Uganda’s Museveni wins sixth presidential term amid disputes
President Yoweri Museveni won a sixth term as president, Uganda’s electoral commission said yesterday,
But leading challenger Bobi Wine accused Mr Museveni of rigging as officials struggled to explain how results were compiled amid an internet breakdown.
Mr Wine, 38, a former singer, posed arguably the greatest challenge yet to Mr Museveni, who has held power since 1986.
Mr Wine had strong support in urban centres where frustration with unemployment and corruption is high.
The electoral commission said Mr Museveni received 58 per cent of ballots and Mr Wine 34 per cent, and voter turnout was 52 per cent.
The top US diplomat to Africa called the electoral process “fundamentally flawed”.
Thursday’s vote followed the East African country’s worst pre-election violence since the Mr Museveni, now 76, took office over three decades ago.
Mr Wine and other opposition candidates were often harassed, and more than 50 people were killed when security forces put down riots in last November over his arrest.
Mr Wine petitioned the International Criminal Court this month over alleged torture and other abuses by security forces.
While the president holds on to power, at least 15 of his Cabinet ministers, including the vice president, were voted out, with many losing to candidates from Mr Wine’s party, local media reported.
Mr Wine, who claimed victory on Friday, said he had video evidence of vote-rigging and that every legal option was being explored to challenge the official election results.
Those can be challenged at the Supreme Court.

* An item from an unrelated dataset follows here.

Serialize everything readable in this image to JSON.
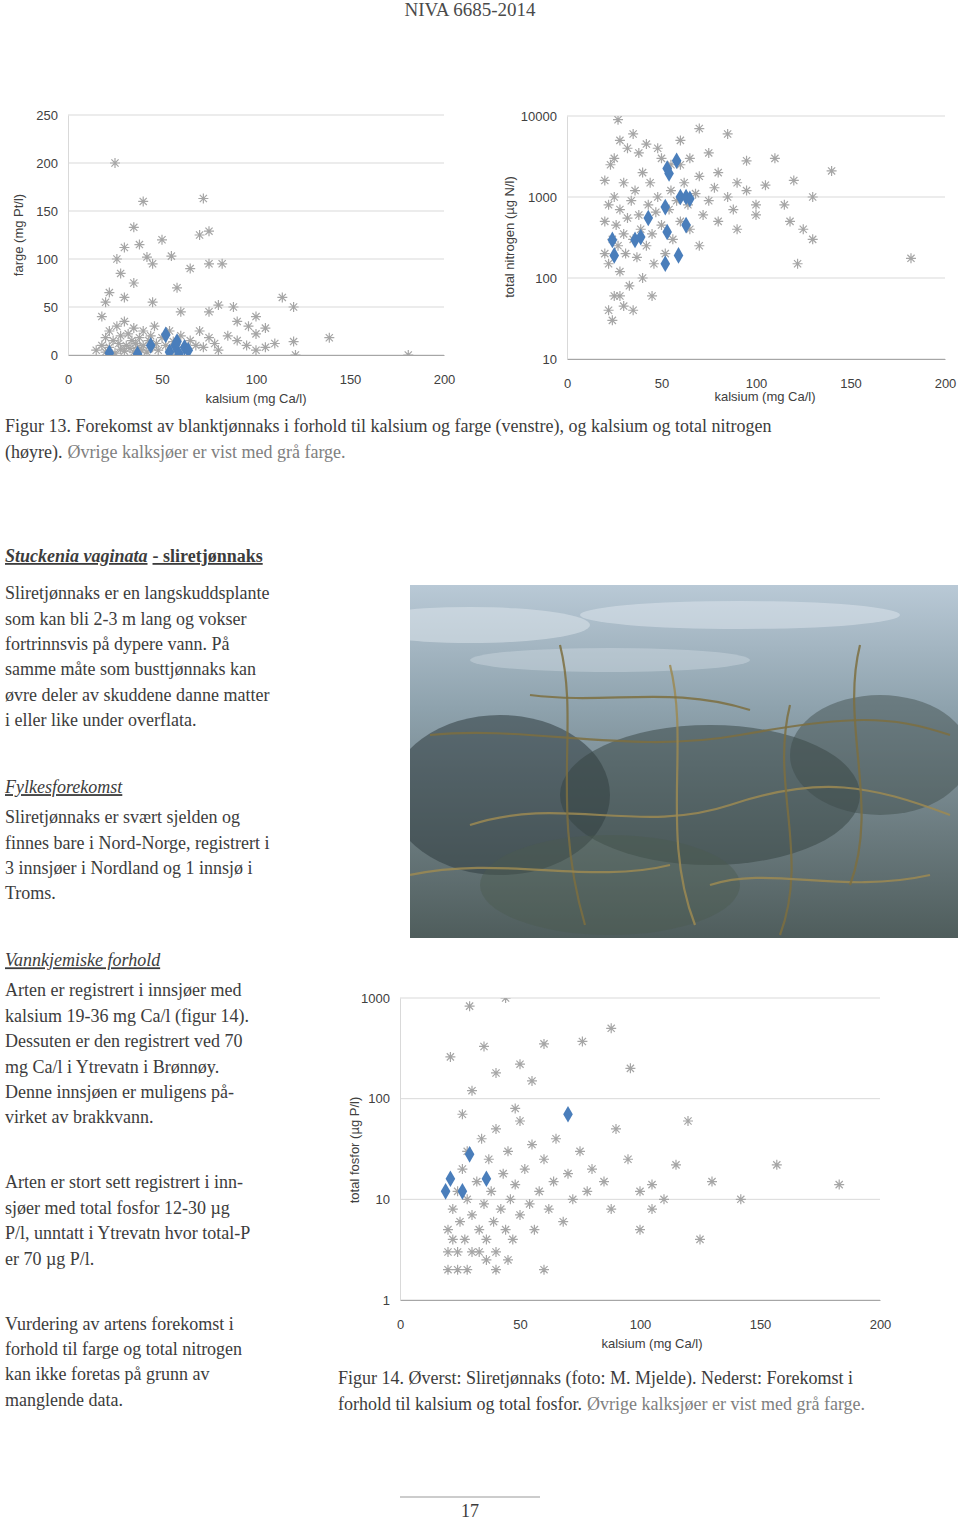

Hours later, he tweeted that the military had entered his home compound and “we are in serious trouble”. A military spokeswoman rejected the claim.
Mr Wine, whose real name is Kyagulanyi Ssentamu, was roughed up and arrested several times while campaigning but was never convicted. Eventually he campaigned wearing a flak jacket and said he feared for his life.
A heavy presence of security forces remained around his home, where he has said he was alone with his wife and a single security guard.
Uganda’s electoral commission said Mr Wine should prove his allegations of rigging, and it deflected questions about voting results being transmitted during the internet shutdown by saying “we designed our own system”.
Monitoring of the vote was further complicated by the arrests of independent monitors and the denial of accreditation to so many members of the United States’ observer mission that was later called off.
Another major observer, the European Union, said its offer to deploy electoral experts “was not taken up”.
“Uganda’s electoral process has been fundamentally flawed,” the top US diplomat for Africa, Tibor Nagy, tweeted yesterday. “The US response hinges on what the Ugandan government does now.”